Der Wohlener Gemeinderat will das Volk am 9. Februar über das Ortspolizeireglement abstimmen lassen, obwohl die Jungsozialisten (JUSO) eine Beschwerde gegen die Abstimmungsbotschaft eingereicht haben.

Die Bevölkerung von Wohlen soll am 9. Februar über das Ortspolizeireglement abstimmen können. Trotz der Juso-Beschwerde.
Die Bevölkerung von Wohlen soll am 9. Februar über das Ortspolizeireglement abstimmen können. Trotz der Juso-Beschwerde.
Patric Spahni

Das hat Wohlens Exekutive am Dienstag beschlossen. Als Begründung für seinen Entscheid gibt der Wohlener Gemeinderat in einer Mitteilung unter anderem an, es seien bereits 1400 Abstimmungscouverts eingegangen. Ausserdem seien die Argumente der Reglementsgegner dem Protokoll der Gemeindeversammlung zu entnehmen, an der das Reglement diskutiert wurde.
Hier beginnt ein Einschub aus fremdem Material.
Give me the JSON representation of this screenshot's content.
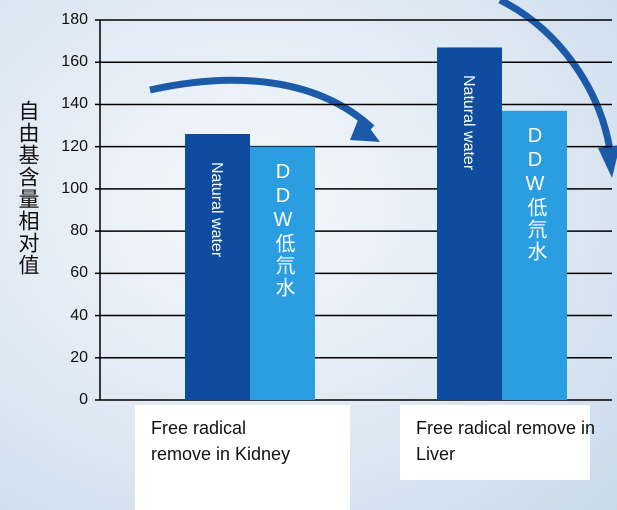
{
  "chart_data": {
    "type": "bar",
    "y_label": "自由基含量相对值",
    "categories": [
      "Free radical remove in Kidney",
      "Free radical remove in Liver"
    ],
    "series": [
      {
        "name": "Natural water",
        "color": "#0d4c9e",
        "values": [
          126,
          167
        ]
      },
      {
        "name": "DDW低氘水",
        "color": "#2a9ee0",
        "values": [
          120,
          137
        ]
      }
    ],
    "ylim": [
      0,
      180
    ],
    "yticks": [
      0,
      20,
      40,
      60,
      80,
      100,
      120,
      140,
      160,
      180
    ],
    "grid": true
  }
}
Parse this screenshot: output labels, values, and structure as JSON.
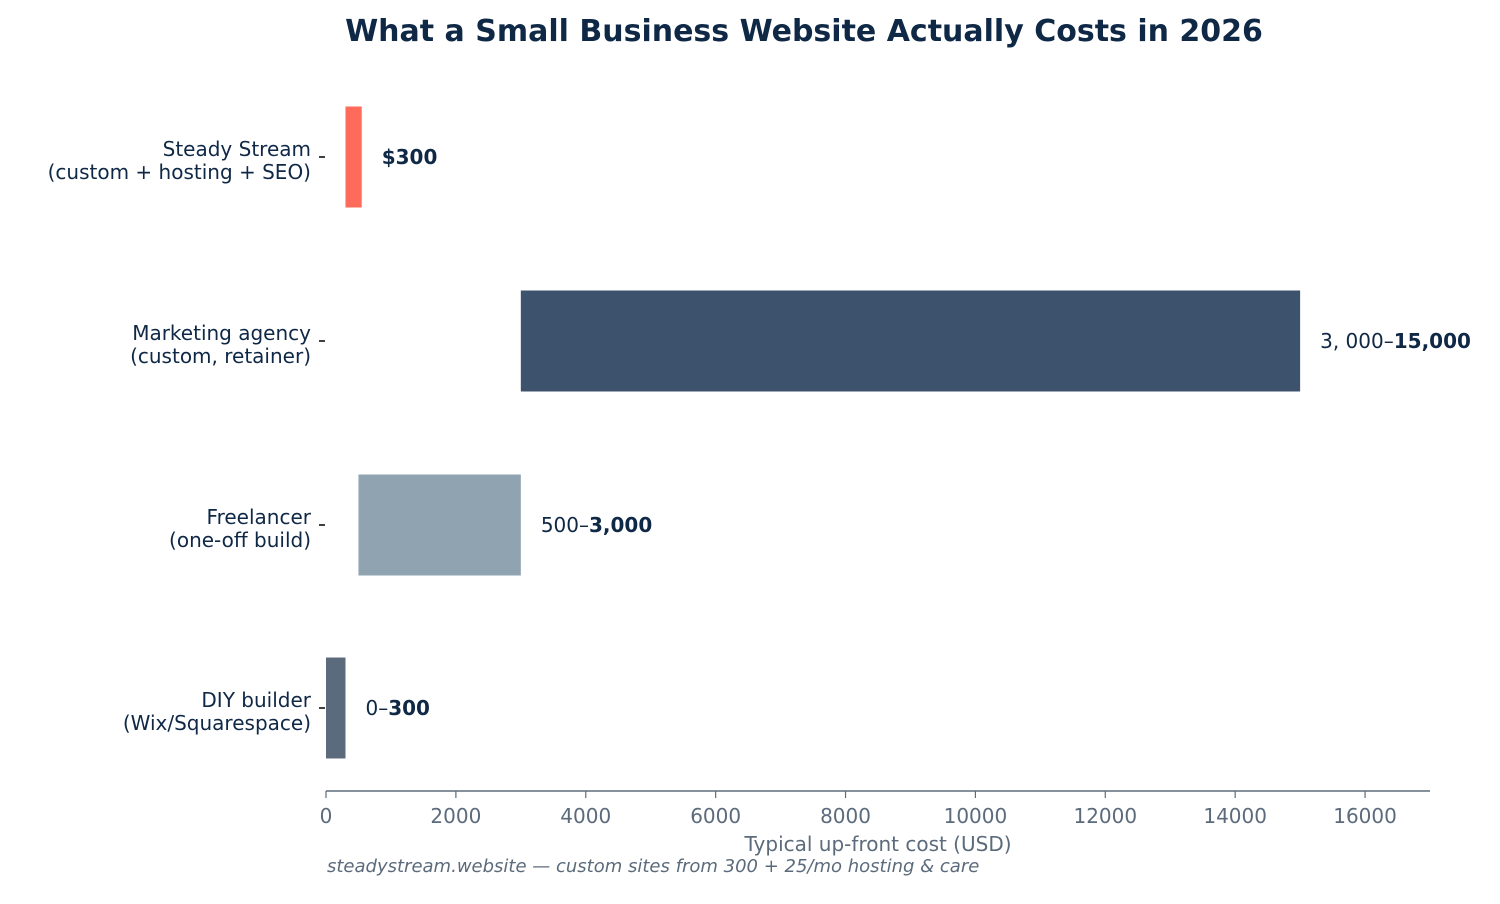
{
  "chart_data": {
    "type": "bar",
    "orientation": "horizontal",
    "title": "What a Small Business Website Actually Costs in 2026",
    "xlabel": "Typical up-front cost (USD)",
    "ylabel": "",
    "xlim": [
      0,
      17000
    ],
    "xticks": [
      0,
      2000,
      4000,
      6000,
      8000,
      10000,
      12000,
      14000,
      16000
    ],
    "grid": false,
    "categories": [
      [
        "Steady Stream",
        "(custom + hosting + SEO)"
      ],
      [
        "Marketing agency",
        "(custom, retainer)"
      ],
      [
        "Freelancer",
        "(one-off build)"
      ],
      [
        "DIY builder",
        "(Wix/Squarespace)"
      ]
    ],
    "ranges": [
      {
        "start": 300,
        "end": 550
      },
      {
        "start": 3000,
        "end": 15000
      },
      {
        "start": 500,
        "end": 3000
      },
      {
        "start": 0,
        "end": 300
      }
    ],
    "value_labels": [
      {
        "prefix": "",
        "bold": "$300"
      },
      {
        "prefix": "3, 000–",
        "bold": "15,000"
      },
      {
        "prefix": "500–",
        "bold": "3,000"
      },
      {
        "prefix": "0–",
        "bold": "300"
      }
    ],
    "colors": [
      "#ff6b5b",
      "#3c526d",
      "#8fa3b1",
      "#5b6b7d"
    ]
  },
  "footer": "steadystream.website — custom sites from 300 + 25/mo hosting & care",
  "colors": {
    "title": "#0f2846",
    "axis": "#5c6b7c",
    "label": "#0f2846"
  }
}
Das Protokoll finde sich auf der Internet-Seite der Gemeinde.

Weil diese Argumente aber nicht auch in der Abstimmungsbotschaft abgedruckt sind, haben Wohlens JUSO beim Regierungsstatthalteramt Beschwerde eingereicht.

Der Wohlener Gemeinderat will aber die Konsequenzen aus dieser Diskussion ziehen und «Lösungen erarbeiten, um dem Anspruch einer ausgewogenen Information bezüglich des Gemeindereferendums zukünftig gerechter zu werden», wie er in der Mitteilung schreibt.

Das wiederum veranlasst die JUSO, über eine allfälligen Rückzug der Beschwerde zu sprechen, wie Präsidentin Nora Haldemann am Dienstagnachmittag auf Anfrage sagte. Noch am Dienstagabend wollte die Juso Wohlen dazu einen Entscheid treffen.

Ende Oktober hatte der Wohlener Souverän an einer Gemeindeversammlung das Ortspolizeireglement verabschiedet. Es hatte zuvor kantonsweit Schlagzeilen gemacht wegen der Absicht der Wohlener Behörden, darin ein nächtliches Ausgehverbot für unbegleitete Kinder zu verankern.

Das Wohlener Volk lehnte zwar diese Bestimmung ab, doch ergriffen die JUSO wegen anderer Bestimmungen dennoch das Referendum.